A Multi-Modal Wireless Sensor System for River Monitoring: A Case for Kikuletwa River Floods in Tanzania

Sensors (Basel). 2023 Apr 17;23(8):4055. doi: 10.3390/s23084055.

Abstract

Reliable and accurate flood prediction in poorly gauged basins is challenging due to data scarcity, especially in developing countries where many rivers remain insufficiently monitored. This hinders the design and development of advanced flood prediction models and early warning systems. This paper introduces a multi-modal, sensor-based, near-real-time river monitoring system that produces a multi-feature data set for the Kikuletwa River in Northern Tanzania, an area frequently affected by floods. The system improves upon existing literature by collecting six parameters relevant to weather and river flood detection: current hour rainfall (mm), previous hour rainfall (mm/h), previous day rainfall (mm/day), river level (cm), wind speed (km/h), and wind direction. These data complement the existing local weather station functionalities and can be used for river monitoring and extreme weather prediction.
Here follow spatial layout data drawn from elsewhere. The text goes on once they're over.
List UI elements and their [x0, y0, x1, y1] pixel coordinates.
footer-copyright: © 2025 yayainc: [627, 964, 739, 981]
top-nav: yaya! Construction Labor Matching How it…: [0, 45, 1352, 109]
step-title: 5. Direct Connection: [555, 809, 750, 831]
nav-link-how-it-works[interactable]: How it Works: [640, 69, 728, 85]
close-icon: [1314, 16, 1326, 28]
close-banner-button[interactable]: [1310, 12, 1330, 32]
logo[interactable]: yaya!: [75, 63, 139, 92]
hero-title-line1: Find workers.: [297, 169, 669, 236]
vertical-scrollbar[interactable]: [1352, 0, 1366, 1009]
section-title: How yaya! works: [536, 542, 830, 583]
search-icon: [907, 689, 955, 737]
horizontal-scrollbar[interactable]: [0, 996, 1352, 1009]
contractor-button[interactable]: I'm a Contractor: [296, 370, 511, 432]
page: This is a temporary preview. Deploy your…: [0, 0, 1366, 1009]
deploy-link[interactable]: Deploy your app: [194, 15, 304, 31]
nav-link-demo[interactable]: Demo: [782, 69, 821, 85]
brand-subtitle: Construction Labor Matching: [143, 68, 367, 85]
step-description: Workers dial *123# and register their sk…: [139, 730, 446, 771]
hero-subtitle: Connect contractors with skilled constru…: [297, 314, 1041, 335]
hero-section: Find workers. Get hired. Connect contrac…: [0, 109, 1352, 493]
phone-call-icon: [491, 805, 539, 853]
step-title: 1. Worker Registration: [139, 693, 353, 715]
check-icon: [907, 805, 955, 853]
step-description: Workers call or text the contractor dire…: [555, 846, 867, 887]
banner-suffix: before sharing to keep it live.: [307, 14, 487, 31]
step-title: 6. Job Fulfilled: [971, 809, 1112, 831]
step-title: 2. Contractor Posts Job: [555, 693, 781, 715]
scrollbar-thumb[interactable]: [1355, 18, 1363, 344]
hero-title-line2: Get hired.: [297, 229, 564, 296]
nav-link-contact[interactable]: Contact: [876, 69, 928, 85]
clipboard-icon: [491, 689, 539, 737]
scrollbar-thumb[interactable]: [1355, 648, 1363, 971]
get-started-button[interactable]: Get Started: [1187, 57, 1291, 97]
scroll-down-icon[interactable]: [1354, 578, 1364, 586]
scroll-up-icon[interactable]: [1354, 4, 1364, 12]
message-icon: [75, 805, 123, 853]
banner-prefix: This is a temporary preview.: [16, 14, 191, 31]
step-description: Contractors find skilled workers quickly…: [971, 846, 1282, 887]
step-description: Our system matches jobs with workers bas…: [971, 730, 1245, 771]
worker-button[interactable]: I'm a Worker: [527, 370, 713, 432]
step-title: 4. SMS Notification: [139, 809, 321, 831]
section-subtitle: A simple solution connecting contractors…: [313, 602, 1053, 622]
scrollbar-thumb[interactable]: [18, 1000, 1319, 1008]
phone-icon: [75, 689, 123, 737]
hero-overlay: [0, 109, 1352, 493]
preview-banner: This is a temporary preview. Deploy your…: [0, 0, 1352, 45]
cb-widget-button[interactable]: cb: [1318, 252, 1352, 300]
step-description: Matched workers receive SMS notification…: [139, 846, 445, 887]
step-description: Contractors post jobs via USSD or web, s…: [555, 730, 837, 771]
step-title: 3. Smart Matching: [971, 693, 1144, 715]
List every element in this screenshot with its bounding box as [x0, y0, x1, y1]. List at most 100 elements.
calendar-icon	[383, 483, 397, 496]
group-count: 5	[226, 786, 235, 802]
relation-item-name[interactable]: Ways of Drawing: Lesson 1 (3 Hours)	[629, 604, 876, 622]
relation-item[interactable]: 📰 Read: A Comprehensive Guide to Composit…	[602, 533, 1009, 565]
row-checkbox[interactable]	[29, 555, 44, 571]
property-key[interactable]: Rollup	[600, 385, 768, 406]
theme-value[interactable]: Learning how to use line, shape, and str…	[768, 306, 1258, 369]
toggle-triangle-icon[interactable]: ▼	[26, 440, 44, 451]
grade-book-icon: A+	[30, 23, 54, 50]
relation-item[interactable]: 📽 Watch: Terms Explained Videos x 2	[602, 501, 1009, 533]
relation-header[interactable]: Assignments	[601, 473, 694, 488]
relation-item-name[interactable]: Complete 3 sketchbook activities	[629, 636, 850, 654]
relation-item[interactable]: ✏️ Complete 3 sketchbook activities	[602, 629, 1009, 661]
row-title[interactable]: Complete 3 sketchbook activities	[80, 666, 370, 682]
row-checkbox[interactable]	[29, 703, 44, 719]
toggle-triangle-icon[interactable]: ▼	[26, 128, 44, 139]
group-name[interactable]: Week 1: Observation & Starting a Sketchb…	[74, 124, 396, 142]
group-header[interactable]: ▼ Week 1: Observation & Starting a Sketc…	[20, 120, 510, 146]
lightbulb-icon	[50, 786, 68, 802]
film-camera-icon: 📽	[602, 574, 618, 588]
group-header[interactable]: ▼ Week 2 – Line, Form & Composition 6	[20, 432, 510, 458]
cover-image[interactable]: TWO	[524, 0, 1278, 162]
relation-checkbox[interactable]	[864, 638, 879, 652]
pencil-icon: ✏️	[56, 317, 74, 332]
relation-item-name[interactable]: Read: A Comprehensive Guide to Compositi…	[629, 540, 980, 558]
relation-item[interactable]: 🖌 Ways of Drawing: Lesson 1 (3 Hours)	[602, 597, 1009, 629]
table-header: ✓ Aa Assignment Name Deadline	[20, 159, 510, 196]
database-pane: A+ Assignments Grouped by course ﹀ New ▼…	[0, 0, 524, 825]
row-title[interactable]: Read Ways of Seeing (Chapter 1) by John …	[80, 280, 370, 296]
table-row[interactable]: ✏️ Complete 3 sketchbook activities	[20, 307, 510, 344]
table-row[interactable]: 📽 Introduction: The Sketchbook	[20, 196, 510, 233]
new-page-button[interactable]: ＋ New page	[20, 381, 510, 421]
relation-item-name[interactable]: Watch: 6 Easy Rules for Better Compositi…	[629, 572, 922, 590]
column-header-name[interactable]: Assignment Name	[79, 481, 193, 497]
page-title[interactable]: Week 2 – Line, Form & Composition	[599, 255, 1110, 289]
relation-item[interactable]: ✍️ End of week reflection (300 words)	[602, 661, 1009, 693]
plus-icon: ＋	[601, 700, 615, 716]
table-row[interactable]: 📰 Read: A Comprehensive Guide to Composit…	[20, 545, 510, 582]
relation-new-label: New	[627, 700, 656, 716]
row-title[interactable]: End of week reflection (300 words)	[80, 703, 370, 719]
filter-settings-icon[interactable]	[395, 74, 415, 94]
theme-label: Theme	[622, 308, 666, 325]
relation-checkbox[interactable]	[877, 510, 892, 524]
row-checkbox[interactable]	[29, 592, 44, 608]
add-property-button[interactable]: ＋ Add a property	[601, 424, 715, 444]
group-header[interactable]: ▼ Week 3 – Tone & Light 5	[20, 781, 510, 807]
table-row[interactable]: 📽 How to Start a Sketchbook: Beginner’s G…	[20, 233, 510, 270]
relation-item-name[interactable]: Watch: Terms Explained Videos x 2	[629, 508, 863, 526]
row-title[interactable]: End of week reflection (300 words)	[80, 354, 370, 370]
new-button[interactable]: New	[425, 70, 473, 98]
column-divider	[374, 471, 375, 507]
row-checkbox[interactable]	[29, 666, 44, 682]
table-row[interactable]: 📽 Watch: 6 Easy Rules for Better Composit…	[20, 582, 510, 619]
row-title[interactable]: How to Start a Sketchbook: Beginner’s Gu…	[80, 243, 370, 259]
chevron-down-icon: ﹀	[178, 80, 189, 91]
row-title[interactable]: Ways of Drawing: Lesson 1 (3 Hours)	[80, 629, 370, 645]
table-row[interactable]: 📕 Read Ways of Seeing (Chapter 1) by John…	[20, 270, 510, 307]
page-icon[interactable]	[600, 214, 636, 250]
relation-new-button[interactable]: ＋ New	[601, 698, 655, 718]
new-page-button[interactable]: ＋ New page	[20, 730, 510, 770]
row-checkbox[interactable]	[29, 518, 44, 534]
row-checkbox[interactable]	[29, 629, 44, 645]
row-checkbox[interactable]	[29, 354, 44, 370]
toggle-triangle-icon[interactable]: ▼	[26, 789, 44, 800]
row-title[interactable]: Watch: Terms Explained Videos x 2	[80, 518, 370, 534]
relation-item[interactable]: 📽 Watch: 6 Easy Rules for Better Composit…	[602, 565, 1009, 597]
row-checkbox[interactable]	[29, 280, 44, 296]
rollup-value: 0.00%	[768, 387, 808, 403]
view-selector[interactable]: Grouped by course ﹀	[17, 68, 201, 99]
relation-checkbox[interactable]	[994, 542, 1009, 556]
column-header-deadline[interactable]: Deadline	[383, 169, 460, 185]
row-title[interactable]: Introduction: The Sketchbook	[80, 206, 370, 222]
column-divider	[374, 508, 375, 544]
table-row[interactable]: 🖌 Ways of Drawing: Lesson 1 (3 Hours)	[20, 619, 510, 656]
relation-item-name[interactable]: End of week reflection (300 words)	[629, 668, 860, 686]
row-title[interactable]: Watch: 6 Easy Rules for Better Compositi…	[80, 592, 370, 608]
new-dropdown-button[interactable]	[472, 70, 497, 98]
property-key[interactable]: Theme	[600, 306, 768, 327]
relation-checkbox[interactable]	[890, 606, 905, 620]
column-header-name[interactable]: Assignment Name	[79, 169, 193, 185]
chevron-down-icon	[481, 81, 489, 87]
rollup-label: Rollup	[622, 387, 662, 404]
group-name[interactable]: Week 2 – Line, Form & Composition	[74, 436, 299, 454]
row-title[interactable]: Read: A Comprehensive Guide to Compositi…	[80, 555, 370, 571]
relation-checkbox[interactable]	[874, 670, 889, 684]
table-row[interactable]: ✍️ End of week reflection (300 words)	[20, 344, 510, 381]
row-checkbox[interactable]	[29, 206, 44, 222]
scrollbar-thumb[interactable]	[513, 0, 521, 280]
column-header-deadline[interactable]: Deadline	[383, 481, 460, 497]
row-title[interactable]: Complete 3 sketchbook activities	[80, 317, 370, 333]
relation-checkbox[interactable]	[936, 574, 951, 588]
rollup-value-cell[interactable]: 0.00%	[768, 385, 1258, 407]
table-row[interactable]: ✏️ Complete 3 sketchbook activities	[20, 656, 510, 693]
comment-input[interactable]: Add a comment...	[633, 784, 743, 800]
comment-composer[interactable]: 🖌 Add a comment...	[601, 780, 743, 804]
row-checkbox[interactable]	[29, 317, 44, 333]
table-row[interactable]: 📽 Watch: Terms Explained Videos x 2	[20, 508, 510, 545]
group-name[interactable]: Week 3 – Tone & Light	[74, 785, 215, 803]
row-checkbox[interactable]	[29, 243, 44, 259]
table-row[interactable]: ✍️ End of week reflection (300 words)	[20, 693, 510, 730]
Tanzanian river basins currently lack reliable mechanisms for accurately establishing river thresholds for anomaly detection, which is essential for flood prediction models. The proposed monitoring system addresses this issue by gathering information about river depth levels and weather conditions at multiple locations. This broadens the ground truth of river characteristics, ultimately improving the accuracy of flood predictions. We provide details on the monitoring system used to gather the data, as well as report on the methodology and the nature of the data. The discussion then focuses on the relevance of the data set in the context of flood prediction, the most suitable AI/ML-based forecasting approaches, and highlights potential applications beyond flood warning systems.

Keywords: flood detection; machine learning; multi-featured data; river floods; wireless sensors.